I’m not a crier. Never have been. And yet, every now and then, a song on the radio will catch me off guard and get me all verklempt. With New Year’s fast approaching, maybe I’ll pour myself a glass of ancient Irish whiskey and crank up the waterworks with the tearful tunes below:
Redemption Song/Bob Marley – If you read any of my books, or at least my list of favorites, you’ll see that redemption is a continuing theme. There’s something endlessly appealing — and touching — about broken people down to their final chance who somehow find the strength to triumph against the longest of odds. Marley’s world-weary voice has a way of reaching into my heart and giving it a squeeze, especially when he says, “All I ever have . . . redemption songs.”
Pancho and Lefty/Willie and Merle – It’s just a sad, sad tale of loyalty and betrayal. One character winds up dead, the other spends his final days in a freezing Cleveland fleabag hotel room. No hope, nothing left to cling to except the lived-in voices of our narrators. A reminder, as John Mellencamp once said, that “Nothin’ matters and what if it did.”
Ooh La La/The Faces – A bittersweet tale of love and regret and lessons learned, as passed down from a mythical grandfather to his grandson who, as is always the case, will have to find out for himself.

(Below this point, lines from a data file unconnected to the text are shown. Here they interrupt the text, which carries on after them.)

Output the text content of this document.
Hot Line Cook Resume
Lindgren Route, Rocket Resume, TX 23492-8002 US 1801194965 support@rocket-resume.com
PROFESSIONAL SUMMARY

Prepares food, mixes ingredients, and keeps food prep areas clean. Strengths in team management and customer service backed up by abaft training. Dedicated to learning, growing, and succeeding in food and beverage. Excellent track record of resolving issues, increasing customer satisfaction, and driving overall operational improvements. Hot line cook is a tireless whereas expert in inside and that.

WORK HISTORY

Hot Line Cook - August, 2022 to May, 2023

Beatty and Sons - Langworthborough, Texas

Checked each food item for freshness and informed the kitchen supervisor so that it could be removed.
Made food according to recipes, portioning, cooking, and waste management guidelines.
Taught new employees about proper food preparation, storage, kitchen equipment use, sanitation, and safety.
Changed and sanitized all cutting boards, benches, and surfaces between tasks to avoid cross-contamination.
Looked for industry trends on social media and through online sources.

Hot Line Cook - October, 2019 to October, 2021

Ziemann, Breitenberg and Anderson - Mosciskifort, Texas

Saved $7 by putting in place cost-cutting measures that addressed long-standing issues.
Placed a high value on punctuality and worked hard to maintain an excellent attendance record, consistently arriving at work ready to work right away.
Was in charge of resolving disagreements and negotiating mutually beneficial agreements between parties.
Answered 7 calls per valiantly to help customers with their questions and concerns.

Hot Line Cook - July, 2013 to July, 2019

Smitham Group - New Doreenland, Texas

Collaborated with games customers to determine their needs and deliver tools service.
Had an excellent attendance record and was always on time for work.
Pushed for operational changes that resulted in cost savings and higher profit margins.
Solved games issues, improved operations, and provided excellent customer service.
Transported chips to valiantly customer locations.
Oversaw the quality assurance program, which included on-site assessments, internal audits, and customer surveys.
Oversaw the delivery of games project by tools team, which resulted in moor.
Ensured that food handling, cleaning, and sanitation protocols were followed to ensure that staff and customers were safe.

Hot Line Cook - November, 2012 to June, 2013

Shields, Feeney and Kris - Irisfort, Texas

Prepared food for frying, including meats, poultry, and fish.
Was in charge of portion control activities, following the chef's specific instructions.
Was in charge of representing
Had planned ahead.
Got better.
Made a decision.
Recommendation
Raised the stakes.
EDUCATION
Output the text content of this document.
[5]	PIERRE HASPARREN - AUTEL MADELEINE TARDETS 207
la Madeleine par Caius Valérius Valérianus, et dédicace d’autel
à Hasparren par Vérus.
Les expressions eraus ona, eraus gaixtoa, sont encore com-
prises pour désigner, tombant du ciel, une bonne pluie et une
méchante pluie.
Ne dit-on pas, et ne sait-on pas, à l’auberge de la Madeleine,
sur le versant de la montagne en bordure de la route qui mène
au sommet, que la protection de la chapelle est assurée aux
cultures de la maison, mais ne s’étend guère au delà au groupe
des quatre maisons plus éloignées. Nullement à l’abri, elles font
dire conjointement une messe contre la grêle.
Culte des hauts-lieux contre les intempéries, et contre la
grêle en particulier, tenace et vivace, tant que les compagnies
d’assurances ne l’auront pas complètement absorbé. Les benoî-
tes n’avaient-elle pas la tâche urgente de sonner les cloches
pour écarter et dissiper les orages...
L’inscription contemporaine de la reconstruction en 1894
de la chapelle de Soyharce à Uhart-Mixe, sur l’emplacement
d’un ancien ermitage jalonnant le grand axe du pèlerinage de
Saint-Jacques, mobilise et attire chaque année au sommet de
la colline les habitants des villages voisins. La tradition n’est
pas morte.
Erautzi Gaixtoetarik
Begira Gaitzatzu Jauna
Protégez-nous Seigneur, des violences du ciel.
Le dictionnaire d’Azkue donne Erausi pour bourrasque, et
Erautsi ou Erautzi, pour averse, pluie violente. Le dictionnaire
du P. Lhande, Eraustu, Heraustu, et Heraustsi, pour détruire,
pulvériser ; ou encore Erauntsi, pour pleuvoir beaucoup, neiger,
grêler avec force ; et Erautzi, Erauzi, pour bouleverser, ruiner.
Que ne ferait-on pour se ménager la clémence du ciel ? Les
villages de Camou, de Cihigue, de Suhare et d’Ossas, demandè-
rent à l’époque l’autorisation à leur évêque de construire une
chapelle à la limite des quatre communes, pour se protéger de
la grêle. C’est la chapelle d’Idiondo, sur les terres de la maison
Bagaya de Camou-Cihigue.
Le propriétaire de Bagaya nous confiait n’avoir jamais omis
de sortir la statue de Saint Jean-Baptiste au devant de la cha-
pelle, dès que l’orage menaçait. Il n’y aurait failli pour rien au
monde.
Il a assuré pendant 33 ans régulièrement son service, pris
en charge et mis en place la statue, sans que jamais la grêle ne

I prefer the raggedy Ronnie Wood offering to the more polished Rod Stewart effort; it seems to fit the sentiment better. As a grandfather of an 18-year-old boy in his first real relationship, I connect with this song on every level. I’m sure he will, too, when he’s my age.
Angel from Montgomery/John Prine – I could choose a dozen songs from the legendary and still under-appreciated Prine, but none better than this masterpiece about an old couple playing out the string. I love Bonnie Raitt’s version, too, but no one captures the pain and loneliness like the guy who wrote these words: “Just give me one thing that I can hold on to; to believe in this living is just a hard way to go.”
Love is the Answer/Utopia – Such a simple, universal theme, but in the hands of Todd Rundgren, it becomes a soaring anthem that builds and builds to a crescendo of tears:
And when you feel afraid, love one another
When you’ve lost your way, love one another
When you’re all alone, love one another
When you’re far from home, love one another
When you’re down and out, love one another
All your hope’s run out, love one another
When you need a friend, love one another
When you’re near the end, love one another
We got to love one another
If you’ve only heard the slicker England Dan and John Ford Coley hit, I urge you to give this a listen instead.
Hallelujah/Leonard Cohen – If you’re in the mood to kill yourself, cue up Cohen’s “You Want it Darker.” But if you’re longing for a sliver of peace, “Hallelujah” makes the cut, with its skillful blend of metaphor, parable and cinematic imagery. Reportedly Cohen wrote 80 original verses, which you can no doubt find somewhere on the web. But the popular version is just right for me.
Just Us Kids/James McMurtry – James inherited his father’s fabled storytelling skills; “Just Us Kids” chronicles an entire life in a little over five minutes, a novel disguised as a song. From a relatability standpoint, it helps that James and I are roughly the same age. For good and for bad, we’re card-carrying Boomers to the core, dealing with the disappointment and loss that comes with the territory.
Just us kids hangin’ out today
Watchin’ our long hair turnin’ gray
Not so skinny maybe not so free
Not so many as we used to be
American Tune/Paul Simon – Rhymin’ Simon’s tribute to the America that should have been makes me long for the America that never was. I think we all wonder what went wrong.
And I don’t know a soul who’s not been battered
I don’t have a friend who feels at ease
I don’t know a dream that’s not been shattered
or driven to its knees
But it’s all right, it’s all right
We’ve lived so well so long
Still, when I think of the road
we’re traveling on
I wonder what went wrong
I can’t help it, I wonder what went wrong
Honorable mention to Simon’s “America,” and especially this line:
“Kathy, I’m lost,” I said, though I knew she was sleeping
I’m empty and aching and I don’t know why
Spirit in the Night/Bruce Springsteen – And while we’re on the subject of lines:
I said, “I’m hurt,” she said, “Honey, let me heal it”
The beyond-cool hipster riff doesn’t hurt, either.
Sweet Baby James/James Taylor – This modern cowboy lullaby penned and sung by Taylor for his namesake nephew is so beautiful I bet they play it in heaven. Damn.